Madame Wang, very angry, said, "That nun, wanting fame and profit, deceitfully indulged in unusual behavior, bribing her cronies to do a thing like this. If that were not the case, how could someone in the city, at midnight no less, know anything about it?"

Hui-yao [responded to the charge], "Madame, do not engage in such confused thought. Abandoning my body is my concern. How could others know?" Thereupon she returned to the convent, where she gave up eating cereals, consuming instead fragrant oils [as described in the chapter on the Medicine King bodhisattva in the Flower of the Law], until the first year of the sheng-ming reign period (477), when she offered her body by fire at the convent. Even when the flames had reached as high as her face, she continued to chant scriptures without ceasing.

She said to all the nuns, "Gather up the bones I leave. There should be exactly two pints." After the fire had gone out, the result was as she had said it would be.

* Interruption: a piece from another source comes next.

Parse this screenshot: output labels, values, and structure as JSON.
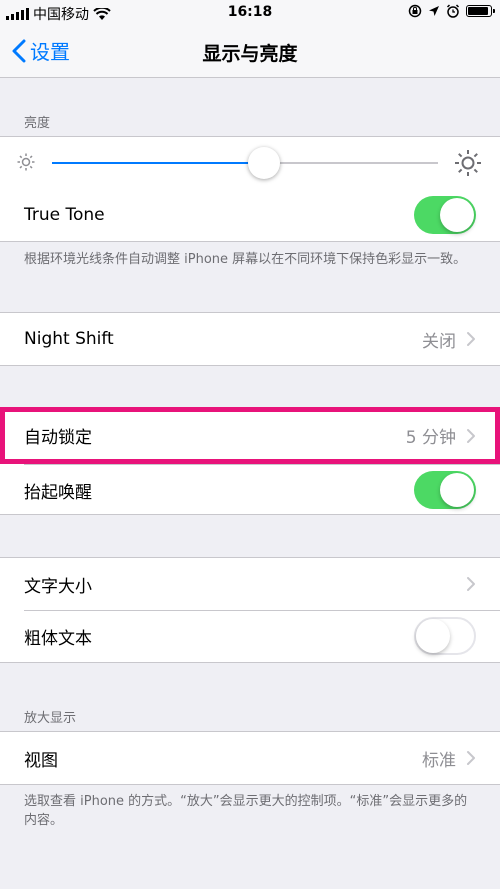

A month and some days before her self-immolation, there appeared in the region a foreign monk, about twenty years old, who, although of most proper appearance, had extremely fine, soft, black hair growing on his shoulders to the length of six or seven inches. When people asked about the strange phenomenon, he answered, through an interpreter, "Because I have never covered my shoulders hair has grown there."

He said to Hui-yao, "I live in Varanasi [that is, central India] but have been here quite a few days. I heard that you intend to abandon your body. Therefore I want to give you a silver jug." Hui-yao received it with the utmost respect, but, before she could find out more about him, the foreign monk departed in a great hurry. She sent people to follow and bring him back, but he had already gone out the city gate and disappeared. The silver jug was used to hold the sharīra [the pearl-like relics of sanctity], recovered from Hui-yao's bones. The relics came to not quite a fifth of a pint.